Upon discovering the expanse of Western art, he liked Gauguin’s works and artistic principles the most. It is also worth mentioning that his other stylistic inspirations are Henri de Toulouse-Lautrec and van Gogh who were known for their psychology of color and using it to express emotions.
December of 1884, Munch’s father died which left his family in financial distress. Fortunately his career was already established and he was able to receive a loan from a wealthy art patron in Norway. The death of his father left a huge impact on his emotional stability; he was suicidal for a moment.
Seven years after his father’s death, he produced Melancholy. The painting’s key visual is color while he used synthetist aesthetic to intensify every element. It was then considered as the first Symbolism painting executed by a Norwegian painter. In 1892 the Union of Berlin Artists contacted Munch to display some of his works for the group’s November art exhibition. It was their first one-man art show, although the show pushed through it was closed after seven days because of the controversy it affected to the audience, also known as The Munch Affair.
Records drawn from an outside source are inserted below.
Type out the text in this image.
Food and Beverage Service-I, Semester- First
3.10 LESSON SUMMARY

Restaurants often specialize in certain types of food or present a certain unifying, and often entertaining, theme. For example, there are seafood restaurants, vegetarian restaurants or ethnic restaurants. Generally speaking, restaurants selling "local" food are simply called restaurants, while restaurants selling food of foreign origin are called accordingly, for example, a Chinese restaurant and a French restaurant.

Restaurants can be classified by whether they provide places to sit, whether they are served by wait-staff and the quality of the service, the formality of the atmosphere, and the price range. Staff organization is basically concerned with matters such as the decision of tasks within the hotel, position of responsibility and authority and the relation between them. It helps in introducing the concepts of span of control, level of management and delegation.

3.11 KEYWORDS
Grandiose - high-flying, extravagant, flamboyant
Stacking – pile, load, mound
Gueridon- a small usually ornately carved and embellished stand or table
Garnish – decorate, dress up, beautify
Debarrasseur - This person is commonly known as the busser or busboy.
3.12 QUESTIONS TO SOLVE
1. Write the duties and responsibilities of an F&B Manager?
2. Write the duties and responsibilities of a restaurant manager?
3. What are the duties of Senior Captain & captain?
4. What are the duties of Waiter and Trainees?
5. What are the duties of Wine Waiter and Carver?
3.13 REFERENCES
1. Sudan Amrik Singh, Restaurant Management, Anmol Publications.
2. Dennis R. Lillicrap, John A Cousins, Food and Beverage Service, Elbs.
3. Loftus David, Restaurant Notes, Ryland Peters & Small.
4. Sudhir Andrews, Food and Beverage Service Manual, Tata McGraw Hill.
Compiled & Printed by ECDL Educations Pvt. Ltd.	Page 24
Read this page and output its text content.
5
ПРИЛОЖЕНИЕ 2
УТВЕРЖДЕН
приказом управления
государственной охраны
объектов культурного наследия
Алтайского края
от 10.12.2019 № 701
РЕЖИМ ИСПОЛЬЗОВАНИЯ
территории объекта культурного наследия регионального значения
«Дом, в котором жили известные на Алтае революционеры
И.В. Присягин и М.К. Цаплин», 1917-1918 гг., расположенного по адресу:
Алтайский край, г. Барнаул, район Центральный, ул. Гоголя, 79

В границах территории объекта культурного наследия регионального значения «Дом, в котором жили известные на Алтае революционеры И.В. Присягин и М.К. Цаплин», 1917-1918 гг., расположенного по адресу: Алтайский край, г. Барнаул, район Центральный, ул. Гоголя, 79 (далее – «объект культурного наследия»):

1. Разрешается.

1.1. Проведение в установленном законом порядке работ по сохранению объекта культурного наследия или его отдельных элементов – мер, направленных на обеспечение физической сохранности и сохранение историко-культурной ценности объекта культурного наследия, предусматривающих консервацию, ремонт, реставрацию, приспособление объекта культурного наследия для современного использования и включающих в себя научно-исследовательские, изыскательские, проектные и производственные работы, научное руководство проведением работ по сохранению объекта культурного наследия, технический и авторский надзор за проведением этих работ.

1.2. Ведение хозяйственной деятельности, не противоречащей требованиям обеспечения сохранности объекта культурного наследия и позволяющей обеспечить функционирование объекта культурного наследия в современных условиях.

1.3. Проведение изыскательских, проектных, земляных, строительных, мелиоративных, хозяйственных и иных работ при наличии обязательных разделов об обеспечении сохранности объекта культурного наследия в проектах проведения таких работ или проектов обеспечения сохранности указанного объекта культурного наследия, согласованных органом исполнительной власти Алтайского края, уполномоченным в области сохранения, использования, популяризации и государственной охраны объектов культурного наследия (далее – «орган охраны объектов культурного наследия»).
Edvard Munch gifted the world with The Scream painting (1893), which is a masterpiece of the modern art period. The work exists in two paintings and two pastels and was reproduced in lithographs later. The popularity of The Scream lies in the fact that it has universal truth in it as it represents the ever-pressing anxiety of modern mankind. It was painted with broad and loose brush strokes and the painter used a combination of intense warm and cold color palettes. Meanwhile, the man in screaming gesture is painted with an almost skull face to evoke agony and emotional crisis he’s into.
The Scream was a result of Munch’s self-examination. It represented his desperate attempt to feel normal again but wasn’t able to because he was already over the limit of his emotional stability. He gave up on love, so to speak, and thus he felt the intense “scream of nature” upon his being. The realization came about when he was out for a walk with some friends down the road and behind them was the sun about hide behind the mountains.
The sunset rays painted the sky with red which upon seeing tugged Munch sensitivities. He felt tired suddenly and felt the need to lean against the fence. The next thing he know was he felt this agony and hopelessness over his faith in the chance of “being able to love again.”
In the last two decades of his life Edvard Munch was in solitude. He obtained financial freedom from selling his works and holding exhibitions all throughout. He stayed in Ekely, Skoyen in Oslo to retire. Nevertheless, he painted some more, most of which depicted the farm life. He then shifted his focus to painting self-portraits and produced some semi-abstract paintings.
Throughout the 1930’s to 1940’s, the Nazis dubbed his works as “degenerate art” so 82 of his paintings on display at German museums were taken down. And when the Nazis invaded Norway, they have confiscated Munch’s works in his estate but fortunately his most important works have survived even to this date.
Edvard Munch died of old age in Ekely on January 23, 1944 at the age of 79. The Munch Museum at Toyen, sponsored by the city of Oslo, had taken the artist’s works under their custody.